Der Discounter war gemäß § 11 Abs. 1 Preisangabenverordnung (PAngV) verpflichtet, bei der Bekanntgabe von Preisermäßigungen den niedrigsten Preis anzugeben, den er in den letzten 30 Tagen vor der Preisermäßigung verlangt hatte. Dieser sogenannte Referenzpreis muss für Verbraucher aufgrund konkreter Angaben in der Werbung leicht erkennbar sein, um Preisnachlässe besser einordnen und deren Preiswürdigkeit einschätzen zu können, ohne durch irreführende Grundpreisangaben getäuscht zu werden.

Ein Wettbewerbsverband klagte gegen die „30-Tage-Bestpreis“-Werbung des Discounters, da er die Kombination der Preisinformationen als irreführend und unzulässig betrachtete. Das OLG Nürnberg gab dem Wettbewerbsverband recht.

Obwohl sich die blickfangmäßig hervorgehobene Preisermäßigung von „-36 %“ auf den in der Vorwoche gültigen Preis von 6,99 € (den sogenannten Streichpreis) bezog und nicht auf den Referenzpreis von 4,44 €, hielt das Gericht es nicht für entscheidend, ob sich jede Preisermäßigung anhand des Referenzpreises berechnen muss.
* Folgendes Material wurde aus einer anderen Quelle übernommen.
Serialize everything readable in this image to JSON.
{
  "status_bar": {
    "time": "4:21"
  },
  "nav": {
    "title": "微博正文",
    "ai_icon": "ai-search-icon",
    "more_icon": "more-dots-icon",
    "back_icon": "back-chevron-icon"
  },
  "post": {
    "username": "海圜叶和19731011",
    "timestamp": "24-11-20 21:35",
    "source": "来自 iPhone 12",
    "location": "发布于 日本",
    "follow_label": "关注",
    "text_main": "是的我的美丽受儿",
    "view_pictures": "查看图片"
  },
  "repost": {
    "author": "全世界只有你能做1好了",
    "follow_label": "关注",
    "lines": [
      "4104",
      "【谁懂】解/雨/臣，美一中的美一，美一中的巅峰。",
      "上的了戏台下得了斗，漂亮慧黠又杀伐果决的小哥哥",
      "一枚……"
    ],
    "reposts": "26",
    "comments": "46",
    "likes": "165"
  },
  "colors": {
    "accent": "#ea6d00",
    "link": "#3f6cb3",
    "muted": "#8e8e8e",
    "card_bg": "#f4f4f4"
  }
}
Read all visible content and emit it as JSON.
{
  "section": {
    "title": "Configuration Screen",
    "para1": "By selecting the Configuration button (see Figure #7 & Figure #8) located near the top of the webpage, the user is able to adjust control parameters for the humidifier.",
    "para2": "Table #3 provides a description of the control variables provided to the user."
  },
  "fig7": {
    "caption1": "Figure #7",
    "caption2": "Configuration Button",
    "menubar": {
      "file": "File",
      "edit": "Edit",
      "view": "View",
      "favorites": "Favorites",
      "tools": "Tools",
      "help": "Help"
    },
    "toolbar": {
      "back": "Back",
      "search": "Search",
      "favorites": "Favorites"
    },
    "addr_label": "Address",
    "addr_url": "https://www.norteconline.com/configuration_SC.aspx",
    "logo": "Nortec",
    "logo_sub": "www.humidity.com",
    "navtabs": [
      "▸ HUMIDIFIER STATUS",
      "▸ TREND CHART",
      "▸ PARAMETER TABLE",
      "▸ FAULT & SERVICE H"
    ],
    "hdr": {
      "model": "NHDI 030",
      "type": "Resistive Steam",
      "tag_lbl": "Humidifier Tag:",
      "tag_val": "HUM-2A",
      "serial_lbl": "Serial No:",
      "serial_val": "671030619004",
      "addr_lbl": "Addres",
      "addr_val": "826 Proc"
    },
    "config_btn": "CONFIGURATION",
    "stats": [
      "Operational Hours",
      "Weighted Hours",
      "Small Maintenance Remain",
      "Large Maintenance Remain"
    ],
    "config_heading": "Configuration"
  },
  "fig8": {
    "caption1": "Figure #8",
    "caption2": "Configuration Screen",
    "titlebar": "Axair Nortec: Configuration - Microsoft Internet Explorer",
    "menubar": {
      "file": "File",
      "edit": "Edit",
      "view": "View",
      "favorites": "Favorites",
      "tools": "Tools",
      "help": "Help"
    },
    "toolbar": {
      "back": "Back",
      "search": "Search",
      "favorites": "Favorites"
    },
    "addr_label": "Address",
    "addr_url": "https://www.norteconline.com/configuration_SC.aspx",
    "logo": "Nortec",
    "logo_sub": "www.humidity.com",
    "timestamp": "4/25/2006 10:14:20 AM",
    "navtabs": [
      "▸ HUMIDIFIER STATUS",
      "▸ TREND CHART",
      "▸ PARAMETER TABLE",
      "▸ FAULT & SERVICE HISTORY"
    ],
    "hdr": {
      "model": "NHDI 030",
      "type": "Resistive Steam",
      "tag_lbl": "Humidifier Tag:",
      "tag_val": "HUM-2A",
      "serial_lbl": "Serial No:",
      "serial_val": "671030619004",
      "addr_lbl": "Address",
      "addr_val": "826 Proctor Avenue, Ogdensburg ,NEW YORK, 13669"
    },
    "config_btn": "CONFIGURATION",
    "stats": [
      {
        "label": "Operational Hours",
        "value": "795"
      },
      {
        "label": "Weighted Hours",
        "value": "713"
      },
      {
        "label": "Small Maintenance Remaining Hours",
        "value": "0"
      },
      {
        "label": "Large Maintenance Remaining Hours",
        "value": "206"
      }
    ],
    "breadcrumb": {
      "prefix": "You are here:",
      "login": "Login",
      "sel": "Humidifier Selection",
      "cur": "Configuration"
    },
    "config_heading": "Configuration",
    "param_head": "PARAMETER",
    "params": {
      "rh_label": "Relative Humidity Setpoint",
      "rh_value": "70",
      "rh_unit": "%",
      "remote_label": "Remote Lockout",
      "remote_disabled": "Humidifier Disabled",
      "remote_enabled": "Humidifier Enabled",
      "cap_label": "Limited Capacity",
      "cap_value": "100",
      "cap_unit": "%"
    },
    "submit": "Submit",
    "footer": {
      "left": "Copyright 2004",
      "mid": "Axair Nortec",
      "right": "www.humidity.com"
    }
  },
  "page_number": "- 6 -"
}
Vielmehr sah das OLG in der Kombination der Preisinformationen eine unzulässige, irreführende Werbung, da der Durchschnittsverbraucher den Referenzpreis aufgrund der konkreten Angaben in der Werbung nur schwer erkennen kann und über den tatsächlichen Umfang des Preisnachlasses im Unklaren gelassen wird.

Zwar stellte das Gericht nicht infrage, dass neben dem Angebotspreis und dem niedrigsten Preis der letzten 30 Tage auch andere Preise genannt werden dürfen. Jedoch sah es die Grenze des Zulässigen überschritten, wenn der Verbraucher – wie hier – durch eine missverständliche oder mit mehrdeutigen und unklaren Preisinformationen überladene Darstellung über den tatsächlichen Preisnachlass verwirrt wird.

Das Gericht argumentierte, dass das Ziel der Verbesserung von Verbraucherinformationen nur erreicht werden kann, wenn die gesetzlich vorgeschriebenen Angaben für die Verbraucher klar, nachvollziehbar und verständlich sind.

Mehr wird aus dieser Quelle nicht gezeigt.